Die Atmosphäre bei Turnieren empfindet sie als „sehr familiär und wohltuend, sehr angenehm.“ Auf ihre größten Erfahrungen und Erfolge angesprochen, verweist Lena Neumeister auf die Deutschen Meisterschaften, an denen sie letztes Jahr teilnehmen konnte. Damit ging ein Traum in Erfüllung. Enorm prägend war ebenfalls die Teilnahme an einem internationalen Turnier in Frankreich: „Es war einfach schön, dabei gewesen zu sein.“ Bei den vergangenen Landesmeisterschaften wurde sie Dritte und darauffolgend sogar Vizemeisterin. Im Landeskader verweilt sie seit nunmehr gut zehn Jahren.

Die Zukunft liegt im Lehramt

Die 18-Jährige verspürt das Bedürfnis, ein Stückchen weiter zu geben. Sie möchte etwas vermitteln und sieht sich daher in ihrem Berufsleben am Lehrerpult. Eine vorzügliche Bildung genoss sie freilich selbst. Sie spielte Klavier und legte ihr Abitur am Internationalen Gymnasium Pierre Trudeau in Barleben ab. Die Privatschule hat es sich zur ehrenvollen Verpflichtung gemacht , Weltbürger und wohlgeformte Menschen auszubilden. Sie begann ihr Lehramtsstudium für Geschichte und Geografie an der Technischen Universität in Dresden.

„Ich hoffe, dass ich ordentlich ins Berufsleben einsteigen kann und trotzdem noch Zeit für die Pferde finde. Weniger wird es auf jeden Fall werden, vor allem wenn ich eines Tages vielleicht auch eine eigene Familie gründe. Ganz möchte ich mich vom Reiten aber nicht verabschieden müssen.
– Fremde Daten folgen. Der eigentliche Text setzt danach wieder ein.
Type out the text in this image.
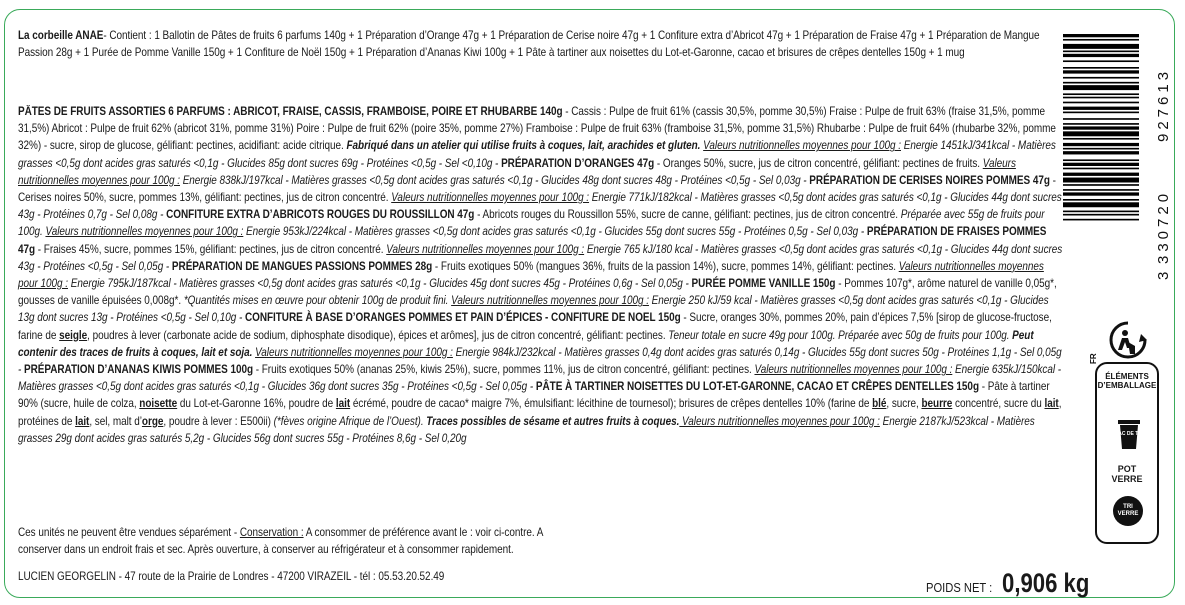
La corbeille ANAE- Contient : 1 Ballotin de Pâtes de fruits 6 parfums 140g + 1 Préparation d’Orange 47g + 1 Préparation de Cerise noire 47g + 1 Confiture extra d’Abricot 47g + 1 Préparation de Fraise 47g + 1 Préparation de Mangue Passion 28g + 1 Purée de Pomme Vanille 150g + 1 Confiture de Noël 150g + 1 Préparation d’Ananas Kiwi 100g + 1 Pâte à tartiner aux noisettes du Lot-et-Garonne, cacao et brisures de crêpes dentelles 150g + 1 mug
PÂTES DE FRUITS ASSORTIES 6 PARFUMS : ABRICOT, FRAISE, CASSIS, FRAMBOISE, POIRE ET RHUBARBE 140g - Cassis : Pulpe de fruit 61% (cassis 30,5%, pomme 30,5%) Fraise : Pulpe de fruit 63% (fraise 31,5%, pomme 31,5%) Abricot : Pulpe de fruit 62% (abricot 31%, pomme 31%) Poire : Pulpe de fruit 62% (poire 35%, pomme 27%) Framboise : Pulpe de fruit 63% (framboise 31,5%, pomme 31,5%) Rhubarbe : Pulpe de fruit 64% (rhubarbe 32%, pomme 32%) - sucre, sirop de glucose, gélifiant: pectines, acidifiant: acide citrique. Fabriqué dans un atelier qui utilise fruits à coques, lait, arachides et gluten. Valeurs nutritionnelles moyennes pour 100g : Energie 1451kJ/341kcal - Matières grasses <0,5g dont acides gras saturés <0,1g - Glucides 85g dont sucres 69g - Protéines <0,5g - Sel <0,10g - PRÉPARATION D’ORANGES 47g - Oranges 50%, sucre, jus de citron concentré, gélifiant: pectines de fruits. Valeurs nutritionnelles moyennes pour 100g : Energie 838kJ/197kcal - Matières grasses <0,5g dont acides gras saturés <0,1g - Glucides 48g dont sucres 48g - Protéines <0,5g - Sel 0,03g - PRÉPARATION DE CERISES NOIRES POMMES 47g - Cerises noires 50%, sucre, pommes 13%, gélifiant: pectines, jus de citron concentré. Valeurs nutritionnelles moyennes pour 100g : Energie 771kJ/182kcal - Matières grasses <0,5g dont acides gras saturés <0,1g - Glucides 44g dont sucres 43g - Protéines 0,7g - Sel 0,08g - CONFITURE EXTRA D’ABRICOTS ROUGES DU ROUSSILLON 47g - Abricots rouges du Roussillon 55%, sucre de canne, gélifiant: pectines, jus de citron concentré. Préparée avec 55g de fruits pour 100g. Valeurs nutritionnelles moyennes pour 100g : Energie 953kJ/224kcal - Matières grasses <0,5g dont acides gras saturés <0,1g - Glucides 55g dont sucres 55g - Protéines 0,5g - Sel 0,03g - PRÉPARATION DE FRAISES POMMES 47g - Fraises 45%, sucre, pommes 15%, gélifiant: pectines, jus de citron concentré. Valeurs nutritionnelles moyennes pour 100g : Energie 765 kJ/180 kcal - Matières grasses <0,5g dont acides gras saturés <0,1g - Glucides 44g dont sucres 43g - Protéines <0,5g - Sel 0,05g - PRÉPARATION DE MANGUES PASSIONS POMMES 28g - Fruits exotiques 50% (mangues 36%, fruits de la passion 14%), sucre, pommes 14%, gélifiant: pectines. Valeurs nutritionnelles moyennes pour 100g : Energie 795kJ/187kcal - Matières grasses <0,5g dont acides gras saturés <0,1g - Glucides 45g dont sucres 45g - Protéines 0,6g - Sel 0,05g - PURÉE POMME VANILLE 150g - Pommes 107g*, arôme naturel de vanille 0,05g*, gousses de vanille épuisées 0,008g*. *Quantités mises en œuvre pour obtenir 100g de produit fini. Valeurs nutritionnelles moyennes pour 100g : Energie 250 kJ/59 kcal - Matières grasses <0,5g dont acides gras saturés <0,1g - Glucides 13g dont sucres 13g - Protéines <0,5g - Sel 0,10g - CONFITURE À BASE D’ORANGES POMMES ET PAIN D’ÉPICES - CONFITURE DE NOEL 150g - Sucre, oranges 30%, pommes 20%, pain d’épices 7,5% [sirop de glucose-fructose, farine de seigle, poudres à lever (carbonate acide de sodium, diphosphate disodique), épices et arômes], jus de citron concentré, gélifiant: pectines. Teneur totale en sucre 49g pour 100g. Préparée avec 50g de fruits pour 100g. Peut contenir des traces de fruits à coques, lait et soja. Valeurs nutritionnelles moyennes pour 100g : Energie 984kJ/232kcal - Matières grasses 0,4g dont acides gras saturés 0,14g - Glucides 55g dont sucres 50g - Protéines 1,1g - Sel 0,05g - PRÉPARATION D’ANANAS KIWIS POMMES 100g - Fruits exotiques 50% (ananas 25%, kiwis 25%), sucre, pommes 11%, jus de citron concentré, gélifiant: pectines. Valeurs nutritionnelles moyennes pour 100g : Energie 635kJ/150kcal - Matières grasses <0,5g dont acides gras saturés <0,1g - Glucides 36g dont sucres 35g - Protéines <0,5g - Sel 0,05g - PÂTE À TARTINER NOISETTES DU LOT-ET-GARONNE, CACAO ET CRÊPES DENTELLES 150g - Pâte à tartiner 90% (sucre, huile de colza, noisette du Lot-et-Garonne 16%, poudre de lait écrémé, poudre de cacao* maigre 7%, émulsifiant: lécithine de tournesol); brisures de crêpes dentelles 10% (farine de blé, sucre, beurre concentré, sucre du lait, protéines de lait, sel, malt d’orge, poudre à lever : E500ii) (*fèves origine Afrique de l’Ouest). Traces possibles de sésame et autres fruits à coques. Valeurs nutritionnelles moyennes pour 100g : Energie 2187kJ/523kcal - Matières grasses 29g dont acides gras saturés 5,2g - Glucides 56g dont sucres 55g - Protéines 8,6g - Sel 0,20g
Ces unités ne peuvent être vendues séparément - Conservation : A consommer de préférence avant le : voir ci-contre. A conserver dans un endroit frais et sec. Après ouverture, à conserver au réfrigérateur et à consommer rapidement.
LUCIEN GEORGELIN - 47 route de la Prairie de Londres - 47200 VIRAZEIL - tél : 05.53.20.52.49
POIDS NET : 0,906 kg
3
330720
927613
FR
ÉLÉMENTS
D’EMBALLAGE
BAC DE TRI
POT
VERRE
TRI
VERRE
Wenn es meine Kinder dann später einmal wollen, wäre es mir ein Vergnügen, ihnen das Reiten ebenfalls beizubringen.“ Die Philosophie, das Reiten und die damit verbundene Empathie für die Tiere weiter zu geben, wird an Lena Neumeister nicht abreißen. Dieser Gedanke scheint ihr Freude zu bereiten. Allem was sie sagt, liegt ein optimistischer Tonfall bei. Überhaupt fallen ihre Mundwinkel im ganzen Gespräch kaum an den Ansatz einer neutralen Position, sodass über die ganze Länge mindestens ein konstantes Schmunzeln zu beobachten ist. Ihr Weg ist bestens geebnet, um als Lehrerin in Zukunft sattelfest im Leben zu stehen.

Neumeister folgt den Spuren ihrer Mutter, die ebenfalls Reiterin ist.
Neumeister folgt den Spuren ihrer Mutter, die ebenfalls Reiterin ist.